Presentation of my research domains
Enumerative combinatorics is the art of counting “finite structures” or “combinatorial objects” by giving explicit formulae, or explicit expressions for the corresponding “generating function”, or at least some equations involving these quantities.
Algebraic combinatorics is the art of relating algebraic structures and combinatorial structures. One can associate algebraic structures to combinatorial objects, as for example the Jones polynomial associated to a knot, or the chromatic and the Tutte polynomial associated to a graph. Conversely, combinatorial objects appear in the study of certain algebraic structures, as for example the classical Young tableaux in the representation theory of symmetric groups. Another example are the so-called Loday-Ronco or Connes-Kreimer Hopf algebras (related to renormalisation in physics) based on combinatorial manipulations of trees.

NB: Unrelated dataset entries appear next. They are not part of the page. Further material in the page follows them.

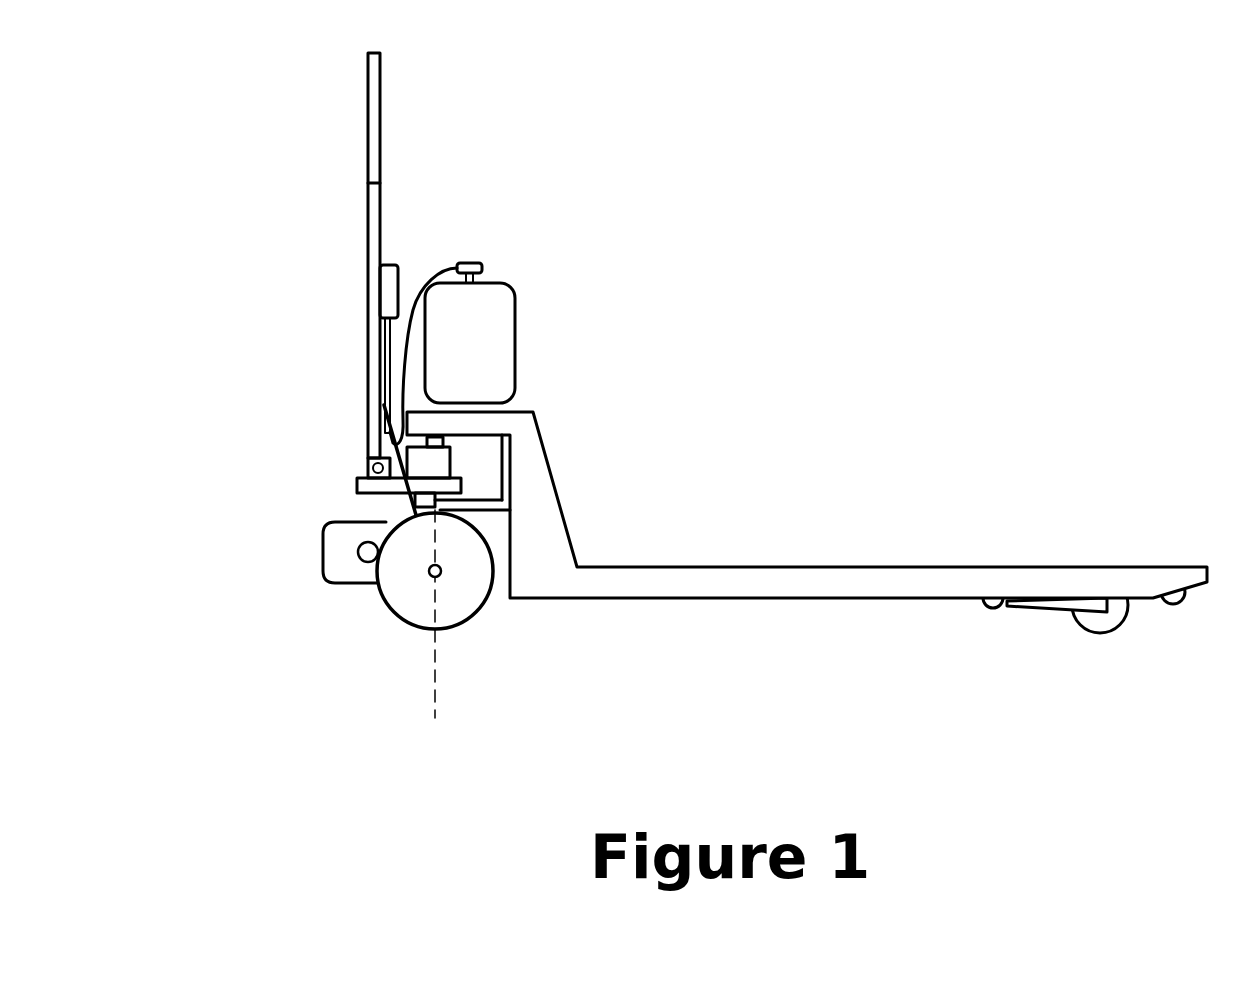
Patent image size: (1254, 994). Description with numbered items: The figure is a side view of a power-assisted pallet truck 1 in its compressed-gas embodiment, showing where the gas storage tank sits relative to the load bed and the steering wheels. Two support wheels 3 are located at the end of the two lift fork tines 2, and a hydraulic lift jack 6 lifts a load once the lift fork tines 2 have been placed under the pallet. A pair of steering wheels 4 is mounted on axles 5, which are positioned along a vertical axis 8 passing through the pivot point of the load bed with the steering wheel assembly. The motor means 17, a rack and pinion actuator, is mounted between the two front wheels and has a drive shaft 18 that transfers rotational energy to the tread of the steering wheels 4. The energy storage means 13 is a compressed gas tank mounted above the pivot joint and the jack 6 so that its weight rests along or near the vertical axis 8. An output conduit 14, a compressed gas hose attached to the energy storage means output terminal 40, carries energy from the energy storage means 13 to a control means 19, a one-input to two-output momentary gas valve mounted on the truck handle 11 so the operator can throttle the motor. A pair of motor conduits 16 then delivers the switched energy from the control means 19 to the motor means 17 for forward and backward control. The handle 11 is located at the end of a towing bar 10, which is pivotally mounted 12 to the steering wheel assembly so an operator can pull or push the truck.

The power-assisted pallet truck 1 is at (1034, 157).
The lift fork tines 2 is at (883, 578).
The support wheels 3 is at (1104, 630).
The steering wheels 4 is at (437, 625).
The axles 5 is at (440, 577).
The hydraulic lift jack 6 is at (430, 468).
The vertical axis 8 is at (436, 697).
The towing bar 10 is at (368, 385).
The truck handle 11 is at (367, 127).
The pivotal mounting 12 is at (368, 462).
The energy storage means 13 is at (498, 328).
The output conduit 14 is at (440, 265).
The motor conduits 16 is at (357, 488).
The motor means 17 is at (342, 551).
The drive shaft 18 is at (366, 562).
The control means 19 is at (410, 130).
The energy storage means output terminal 40 is at (477, 262).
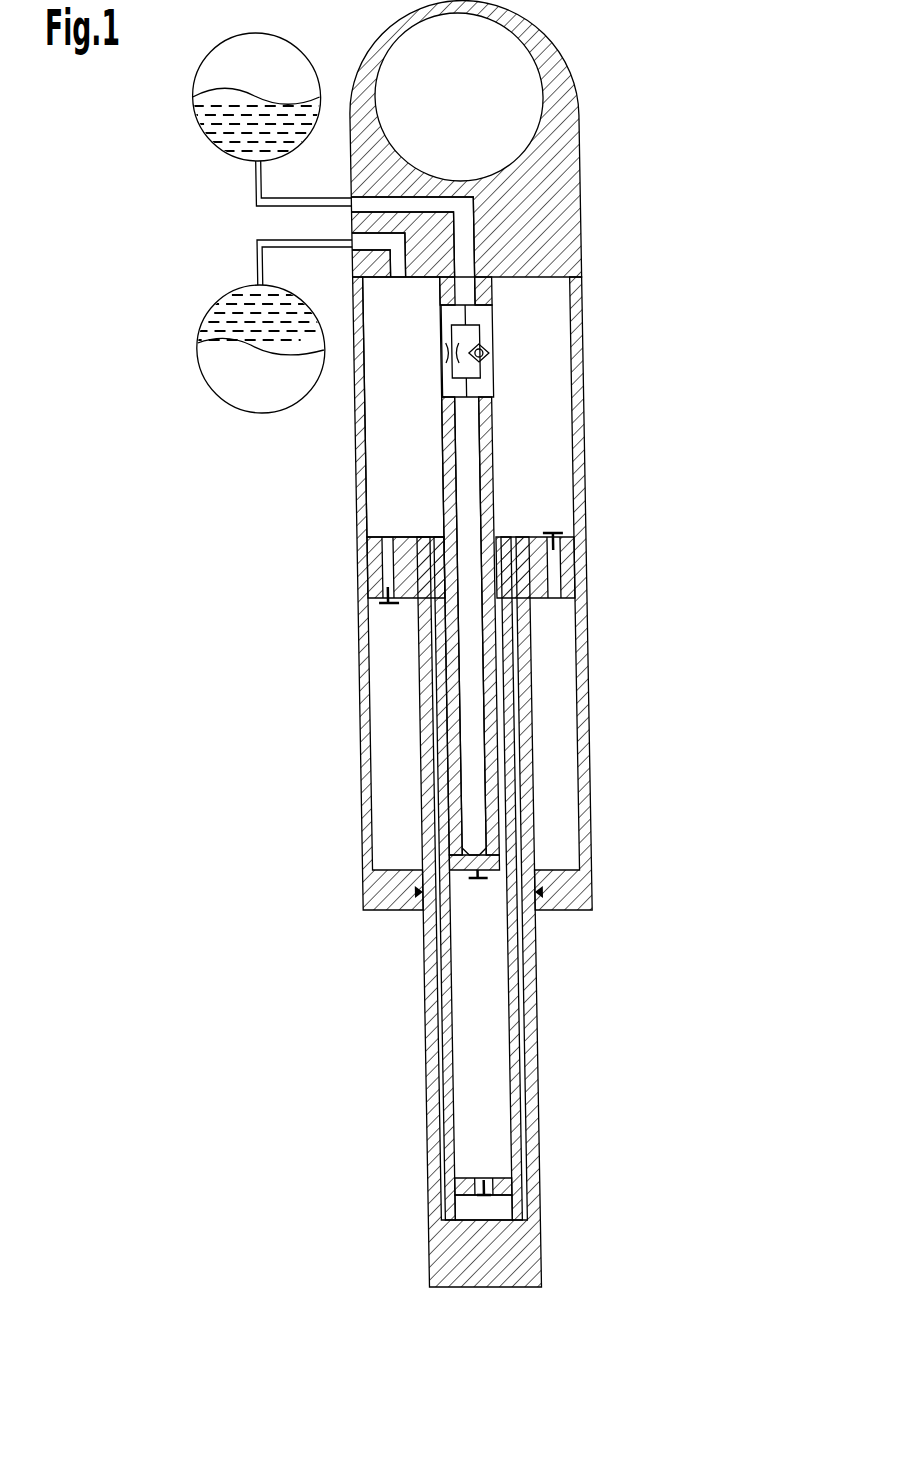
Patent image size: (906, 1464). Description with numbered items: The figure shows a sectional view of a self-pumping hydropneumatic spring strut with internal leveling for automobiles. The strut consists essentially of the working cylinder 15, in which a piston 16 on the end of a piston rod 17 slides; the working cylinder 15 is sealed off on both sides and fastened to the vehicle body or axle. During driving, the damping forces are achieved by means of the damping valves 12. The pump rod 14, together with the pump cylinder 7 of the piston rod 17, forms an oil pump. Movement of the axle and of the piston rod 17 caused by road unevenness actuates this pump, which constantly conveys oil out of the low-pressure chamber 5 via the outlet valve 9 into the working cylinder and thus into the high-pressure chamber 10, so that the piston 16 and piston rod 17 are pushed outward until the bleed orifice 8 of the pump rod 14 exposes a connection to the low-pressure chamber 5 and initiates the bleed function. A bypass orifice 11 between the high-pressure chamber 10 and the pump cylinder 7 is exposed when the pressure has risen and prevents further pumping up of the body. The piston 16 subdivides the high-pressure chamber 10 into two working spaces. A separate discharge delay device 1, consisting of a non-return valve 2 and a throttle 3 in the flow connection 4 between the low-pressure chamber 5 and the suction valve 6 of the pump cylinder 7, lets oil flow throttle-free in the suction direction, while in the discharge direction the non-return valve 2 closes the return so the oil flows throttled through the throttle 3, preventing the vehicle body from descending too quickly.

The discharge delay device 1 is at (503, 336).
The non-return valve 2 is at (486, 355).
The throttle 3 is at (440, 365).
The flow connection 4 is at (468, 218).
The low-pressure chamber 5 is at (213, 143).
The suction valve 6 is at (490, 866).
The pump cylinder 7 is at (492, 1027).
The bleed orifice 8 is at (453, 641).
The outlet valve 9 is at (480, 1200).
The high-pressure chamber 10 is at (225, 297).
The bypass orifice 11 is at (478, 556).
The damping valves 12 is at (378, 598).
The pump rod 14 is at (450, 428).
The working cylinder 15 is at (363, 813).
The piston 16 is at (457, 560).
The piston rod 17 is at (418, 1038).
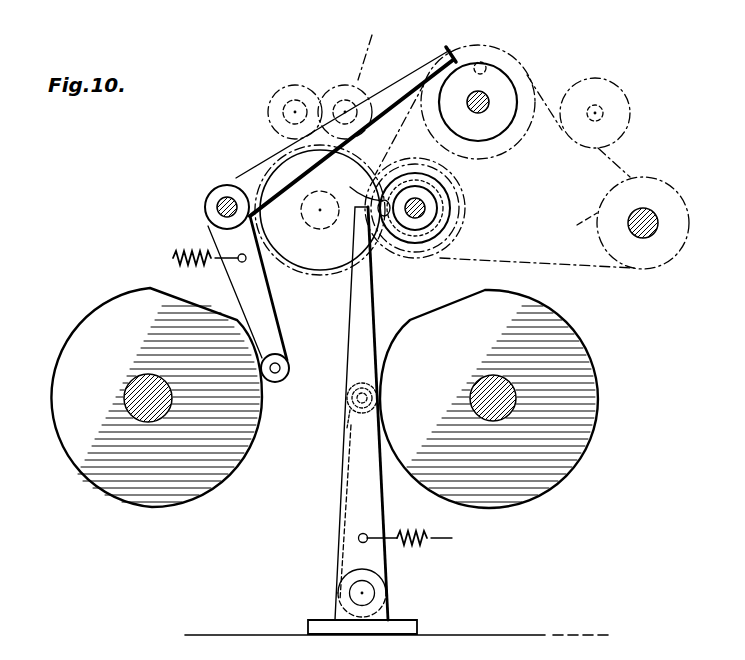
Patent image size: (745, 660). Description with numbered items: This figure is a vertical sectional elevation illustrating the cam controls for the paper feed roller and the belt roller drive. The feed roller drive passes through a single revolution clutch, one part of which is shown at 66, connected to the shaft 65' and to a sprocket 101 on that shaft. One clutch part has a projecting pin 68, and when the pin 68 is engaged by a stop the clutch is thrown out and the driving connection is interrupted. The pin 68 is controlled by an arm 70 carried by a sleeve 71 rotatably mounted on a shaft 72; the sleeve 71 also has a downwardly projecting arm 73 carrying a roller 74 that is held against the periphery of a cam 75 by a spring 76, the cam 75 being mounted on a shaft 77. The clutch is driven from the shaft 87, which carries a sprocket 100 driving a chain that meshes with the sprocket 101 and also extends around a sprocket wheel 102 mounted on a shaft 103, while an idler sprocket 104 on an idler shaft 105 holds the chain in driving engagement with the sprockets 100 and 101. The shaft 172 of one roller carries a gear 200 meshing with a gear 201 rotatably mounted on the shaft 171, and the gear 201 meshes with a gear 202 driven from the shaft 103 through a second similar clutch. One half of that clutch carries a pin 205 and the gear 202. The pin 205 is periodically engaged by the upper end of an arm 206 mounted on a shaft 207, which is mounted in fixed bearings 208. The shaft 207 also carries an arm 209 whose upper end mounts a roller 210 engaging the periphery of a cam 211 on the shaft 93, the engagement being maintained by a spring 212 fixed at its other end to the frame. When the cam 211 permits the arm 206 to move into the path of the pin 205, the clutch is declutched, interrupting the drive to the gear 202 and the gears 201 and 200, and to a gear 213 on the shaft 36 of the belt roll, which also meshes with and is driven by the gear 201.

The shaft 36 is at (296, 100).
The shaft 65' is at (522, 87).
The clutch part 66 is at (497, 118).
The pin 68 is at (487, 62).
The arm 70 is at (393, 82).
The sleeve 71 is at (206, 200).
The shaft 72 is at (226, 200).
The arm 73 is at (267, 317).
The roller 74 is at (289, 366).
The cam 75 is at (253, 418).
The spring 76 is at (172, 258).
The shaft 77 is at (128, 390).
The shaft 87 is at (643, 238).
The shaft 93 is at (478, 386).
The sprocket 100 is at (537, 240).
The sprocket 101 is at (503, 153).
The sprocket wheel 102 is at (463, 222).
The shaft 103 is at (421, 206).
The idler sprocket 104 is at (630, 120).
The idler shaft 105 is at (604, 108).
The shaft 171 is at (306, 220).
The shaft 172 is at (344, 100).
The gear 200 is at (371, 45).
The gear 201 is at (325, 272).
The gear 202 is at (456, 240).
The pin 205 is at (381, 202).
The arm 206 is at (371, 325).
The shaft 207 is at (352, 595).
The fixed bearings 208 is at (389, 616).
The arm 209 is at (345, 465).
The roller 210 is at (350, 415).
The cam 211 is at (579, 443).
The spring 212 is at (452, 538).
The gear 213 is at (266, 111).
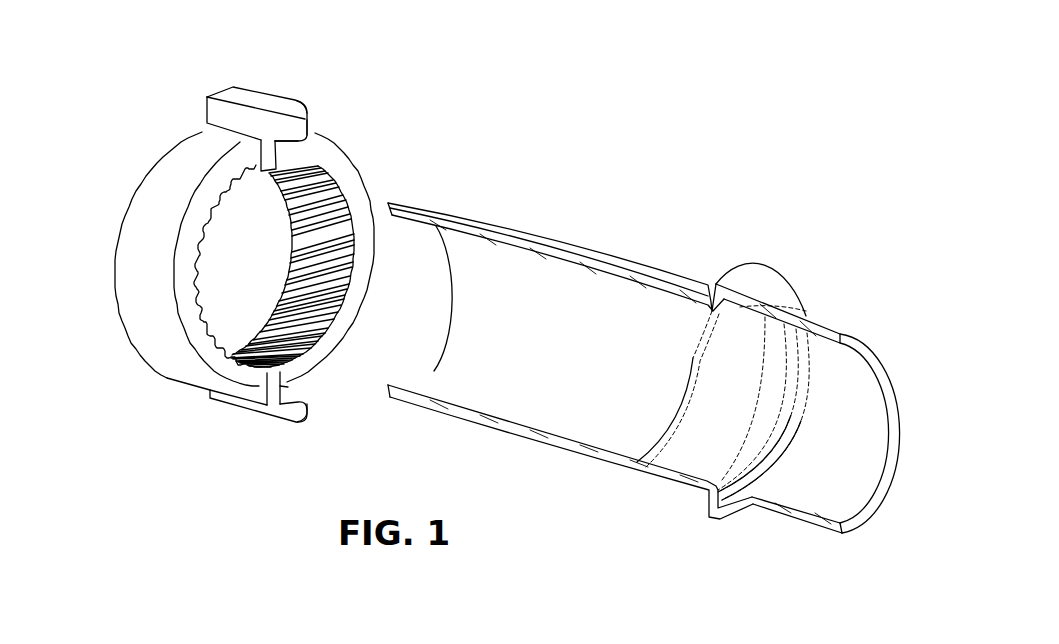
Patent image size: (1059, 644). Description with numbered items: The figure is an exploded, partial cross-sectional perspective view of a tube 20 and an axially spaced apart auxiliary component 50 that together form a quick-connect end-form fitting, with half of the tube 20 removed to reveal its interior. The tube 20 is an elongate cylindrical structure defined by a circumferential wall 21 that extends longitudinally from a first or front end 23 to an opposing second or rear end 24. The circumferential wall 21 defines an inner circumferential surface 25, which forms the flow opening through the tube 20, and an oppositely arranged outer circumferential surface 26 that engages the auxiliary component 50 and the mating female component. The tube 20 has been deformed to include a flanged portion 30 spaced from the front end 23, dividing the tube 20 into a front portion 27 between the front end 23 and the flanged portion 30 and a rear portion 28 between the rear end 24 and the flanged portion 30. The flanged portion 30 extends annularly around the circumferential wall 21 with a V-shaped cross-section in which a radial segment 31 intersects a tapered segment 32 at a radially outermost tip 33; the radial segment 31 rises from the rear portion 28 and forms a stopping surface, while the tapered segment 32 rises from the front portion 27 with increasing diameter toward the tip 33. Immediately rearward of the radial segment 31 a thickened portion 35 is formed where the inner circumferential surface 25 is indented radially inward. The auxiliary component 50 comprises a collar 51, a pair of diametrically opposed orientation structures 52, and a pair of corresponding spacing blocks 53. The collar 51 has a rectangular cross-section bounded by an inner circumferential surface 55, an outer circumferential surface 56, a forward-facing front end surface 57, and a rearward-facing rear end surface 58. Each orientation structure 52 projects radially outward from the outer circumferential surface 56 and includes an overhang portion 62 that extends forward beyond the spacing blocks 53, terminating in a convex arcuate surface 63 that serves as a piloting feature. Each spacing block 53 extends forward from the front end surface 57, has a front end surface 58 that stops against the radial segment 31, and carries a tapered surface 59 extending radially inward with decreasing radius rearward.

The tube 20 is at (851, 293).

In bijective combinatorics, the purpose is to “explain” the various formulae or equations appearing in combinatorics with the explicit construction of bijections and correspondences between various classes of combinatorial objects. By working with “weighted objects” and “weight preserving bijections”, a whole universe of identities are accessible via combinatorics, involving identities coming from number theory, algebra and classical analysis (special functions, orthogonal polynomials, ...). Before constructing bijections, one has first to give “combinatorial interpretation”, i.e. to invent a class of weighted combinatorial objects such that the sum of the weights of all these objects will give the polynomial, series or function coming from other banches of pure or applied mathematics.
Related topics are the random generation of combinatorial objects (i.e. to construct efficient algorithms giving a random object of a given “size” with uniform probability), also analytic combinatorics (that is the asymptotic study for the number of objects of a given type). There are several relations between these combinatorics and other part of pure and applied mathematics (algebra, number theory, analysis, probability theory, control theory, ...) and some other fields such as theoretical physics (statistical mechanics, fractals, quantum gravity, ...), computer science (automata theory, analysis of algorithms, computer graphics, ...) and molecular biology.